「はがき」と「L判(L版)」は、どちらも日常でよく目にするサイズですが、規格の成り立ち・用途・扱い方はまったく異なります。
特に写真印刷や郵送を伴う場面では、この違いを正しく理解していないと、印刷ミスや送料トラブルにつながることもあります。

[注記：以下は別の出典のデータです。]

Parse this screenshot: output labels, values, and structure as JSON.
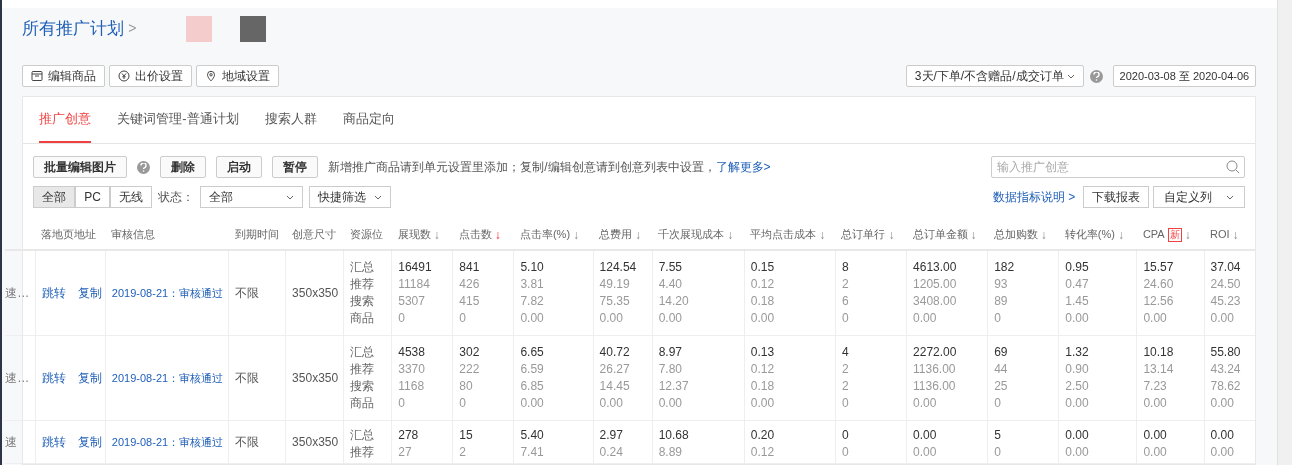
{
  "breadcrumb": {
    "root": "所有推广计划",
    "separator": ">"
  },
  "toolbar": [
    {
      "kind": "box",
      "label": "编辑商品"
    },
    {
      "kind": "yen",
      "label": "出价设置"
    },
    {
      "kind": "pin",
      "label": "地域设置"
    }
  ],
  "attribution": {
    "label": "3天/下单/不含赠品/成交订单",
    "help": true
  },
  "date_range": "2020-03-08 至 2020-04-06",
  "tabs": [
    {
      "label": "推广创意",
      "selected": true
    },
    {
      "label": "关键词管理-普通计划",
      "selected": false
    },
    {
      "label": "搜索人群",
      "selected": false
    },
    {
      "label": "商品定向",
      "selected": false
    }
  ],
  "actions": [
    {
      "label": "批量编辑图片",
      "help": true
    },
    {
      "label": "删除"
    },
    {
      "label": "启动"
    },
    {
      "label": "暂停"
    }
  ],
  "notice": "新增推广商品请到单元设置里添加；复制/编辑创意请到创意列表中设置，",
  "notice_link": "了解更多>",
  "search": {
    "placeholder": "输入推广创意"
  },
  "device_filter": [
    {
      "label": "全部",
      "selected": true
    },
    {
      "label": "PC",
      "selected": false
    },
    {
      "label": "无线",
      "selected": false
    }
  ],
  "status_label": "状态：",
  "status_select": "全部",
  "quick_filter": "快捷筛选",
  "metrics_link": "数据指标说明 >",
  "download_button": "下载报表",
  "custom_columns": "自定义列",
  "table": {
    "columns": [
      {},
      {
        "label": "落地页地址"
      },
      {
        "label": "审核信息"
      },
      {
        "label": "到期时间"
      },
      {
        "label": "创意尺寸"
      },
      {
        "label": "资源位"
      },
      {
        "label": "展现数",
        "sort": "↓",
        "sort_active": false
      },
      {
        "label": "点击数",
        "sort": "↓",
        "sort_active": true
      },
      {
        "label": "点击率(%)",
        "sort": "↓",
        "sort_active": false
      },
      {
        "label": "总费用",
        "sort": "↓",
        "sort_active": false
      },
      {
        "label": "千次展现成本",
        "sort": "↓",
        "sort_active": false
      },
      {
        "label": "平均点击成本",
        "sort": "↓",
        "sort_active": false
      },
      {
        "label": "总订单行",
        "sort": "↓",
        "sort_active": false
      },
      {
        "label": "总订单金额",
        "sort": "↓",
        "sort_active": false
      },
      {
        "label": "总加购数",
        "sort": "↓",
        "sort_active": false
      },
      {
        "label": "转化率(%)",
        "sort": "↓",
        "sort_active": false
      },
      {
        "label": "CPA",
        "badge": "新",
        "sort": "↓",
        "sort_active": false
      },
      {
        "label": "ROI",
        "sort": "↓",
        "sort_active": false
      }
    ],
    "rows": [
      {
        "column_1": "速…",
        "links": [
          "跳转",
          "复制"
        ],
        "review": "2019-08-21：审核通过",
        "expiry": "不限",
        "size": "350x350",
        "lines": [
          {
            "label": "汇总",
            "values": [
              "16491",
              "841",
              "5.10",
              "124.54",
              "7.55",
              "0.15",
              "8",
              "4613.00",
              "182",
              "0.95",
              "15.57",
              "37.04"
            ]
          },
          {
            "label": "推荐",
            "values": [
              "11184",
              "426",
              "3.81",
              "49.19",
              "4.40",
              "0.12",
              "2",
              "1205.00",
              "93",
              "0.47",
              "24.60",
              "24.50"
            ]
          },
          {
            "label": "搜索",
            "values": [
              "5307",
              "415",
              "7.82",
              "75.35",
              "14.20",
              "0.18",
              "6",
              "3408.00",
              "89",
              "1.45",
              "12.56",
              "45.23"
            ]
          },
          {
            "label": "商品",
            "values": [
              "0",
              "0",
              "0.00",
              "0.00",
              "0.00",
              "0.00",
              "0",
              "0.00",
              "0",
              "0.00",
              "0.00",
              "0.00"
            ]
          }
        ]
      },
      {
        "column_1": "速…",
        "links": [
          "跳转",
          "复制"
        ],
        "review": "2019-08-21：审核通过",
        "expiry": "不限",
        "size": "350x350",
        "lines": [
          {
            "label": "汇总",
            "values": [
              "4538",
              "302",
              "6.65",
              "40.72",
              "8.97",
              "0.13",
              "4",
              "2272.00",
              "69",
              "1.32",
              "10.18",
              "55.80"
            ]
          },
          {
            "label": "推荐",
            "values": [
              "3370",
              "222",
              "6.59",
              "26.27",
              "7.80",
              "0.12",
              "2",
              "1136.00",
              "44",
              "0.90",
              "13.14",
              "43.24"
            ]
          },
          {
            "label": "搜索",
            "values": [
              "1168",
              "80",
              "6.85",
              "14.45",
              "12.37",
              "0.18",
              "2",
              "1136.00",
              "25",
              "2.50",
              "7.23",
              "78.62"
            ]
          },
          {
            "label": "商品",
            "values": [
              "0",
              "0",
              "0.00",
              "0.00",
              "0.00",
              "0.00",
              "0",
              "0.00",
              "0",
              "0.00",
              "0.00",
              "0.00"
            ]
          }
        ]
      },
      {
        "column_1": "速",
        "links": [
          "跳转",
          "复制"
        ],
        "review": "2019-08-21：审核通过",
        "expiry": "不限",
        "size": "350x350",
        "lines": [
          {
            "label": "汇总",
            "values": [
              "278",
              "15",
              "5.40",
              "2.97",
              "10.68",
              "0.20",
              "0",
              "0.00",
              "5",
              "0.00",
              "0.00",
              "0.00"
            ]
          },
          {
            "label": "推荐",
            "values": [
              "27",
              "2",
              "7.41",
              "0.24",
              "8.89",
              "0.12",
              "0",
              "0.00",
              "0",
              "0.00",
              "0.00",
              "0.00"
            ]
          }
        ]
      }
    ]
  }
}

ここでは、誤解されやすいポイントを整理しながら、正確かつ実務的な視点で両者の違いを解説します。
サイズ(寸法)の違い
まず最も基本となるのが、サイズの違いです。
- はがきサイズ:100 × 148 mm
- L判(L版)サイズ:89 × 127 mm
数値を見ると分かる通り、はがきの方がL判より一回り大きいサイズです。
具体的には、横幅で約11mm、縦で約21mm、はがきの方が大きくなります。
この差は小さく見えますが、写真印刷やレイアウトでは無視できません。
規格の成り立ちと本来の用途
はがき
はがきは、日本郵便が定める郵便規格に基づいたサイズです。
主な用途は以下の通りです。
- 郵便物として送る(年賀状・暑中見舞い・案内状など)
- ダイレクトメール(DM)
- 印刷物としての告知・通知
つまり、「情報を伝える・送る」ことが主目的の媒体です。
L判(L版)
L判は、写真業界で標準化された写真プリント用サイズです。
- 写真プリント
- アルバム収納
- フォトフレームでの展示
- 記念写真・スナップ写真
こちらは、「写真を残す・鑑賞する」ことが主目的です。
紙質・素材の違い
はがきの紙質
はがきは、筆記性や印刷適性を重視した紙が一般的です。
- ボールペンやペンで書きやすい
- 印刷インクが安定して定着する
- 比較的コシのある紙
なお、近年は用途に応じて
- インクジェット印刷向け
- 写真印刷対応など、複数の種類のはがき用紙が存在します。
L判の紙質
L判は写真専用紙のため、特徴が大きく異なります。
- 高い発色性
- 光沢・半光沢・絹目などの仕上げ
- 写真の階調やディテールを美しく再現
その反面、筆記には向かず、「書く用途」ではありません。
郵送できるかどうかの違い
はがき
はがきは、郵便規格に適合しているため、そのまま郵送可能です。
通常はがきとして差し出すことができ、郵便料金も定められています。
L判
L判は郵便規格ではないため、そのまま郵送することを前提としていません。
- 宛名欄がない
- 角が傷みやすい
- 配送中に折れやすい
そのため、実務上は 封筒に入れて送るのが一般的 です。
この場合、郵送料は「封筒のサイズ・重さ」によって決まり、定形郵便・定形外郵便などの扱いになります。
写真印刷時の注意点
写真をはがきサイズに印刷する場合
L判と縦横比が完全には一致しないため、
- 余白が出る
- 写真の一部がトリミングされる
といった調整が必要になることがあります。
写真をL判で印刷する場合
多くのカメラやスマートフォンの比率と相性が良く、写真本来の構図を保ちやすいのが特徴です。
コストと入手性の傾向
一般的な傾向として、
- L判:写真プリント向けで比較的安価
- はがき:用紙や印刷仕様によって価格に幅がある
ただし、実際のコストは
- 印刷方法
- 用紙の種類
- 店舗・サービス
によって大きく変わるため、あくまで傾向としての比較になります。
どちらを選ぶべきか(目的別)
はがきを選ぶべきケース
- 郵送が前提
- 文字情報が多い
- 年賀状・案内状・DMなど
L判を選ぶべきケース
- 写真をきれいに残したい
- アルバムやフレームに使いたい
- 写真の発色・品質を重視したい
まとめ
- サイズ:はがき(100×148mm)/L判(89×127mm)
- 用途:はがき=送るため/L判=写真保存用
- 紙質:はがき=筆記・印刷向き/L判=写真専用
- 郵送:はがきは可、L判は封筒使用が一般的
両者は「似ているサイズ」ではありますが、目的が根本的に異なる規格です。
用途を明確にした上で選ぶことで、印刷ミスや無駄なコストを防ぐことができます。
以上、はがきとL版の違いについてでした。
最後までお読みいただき、ありがとうございました。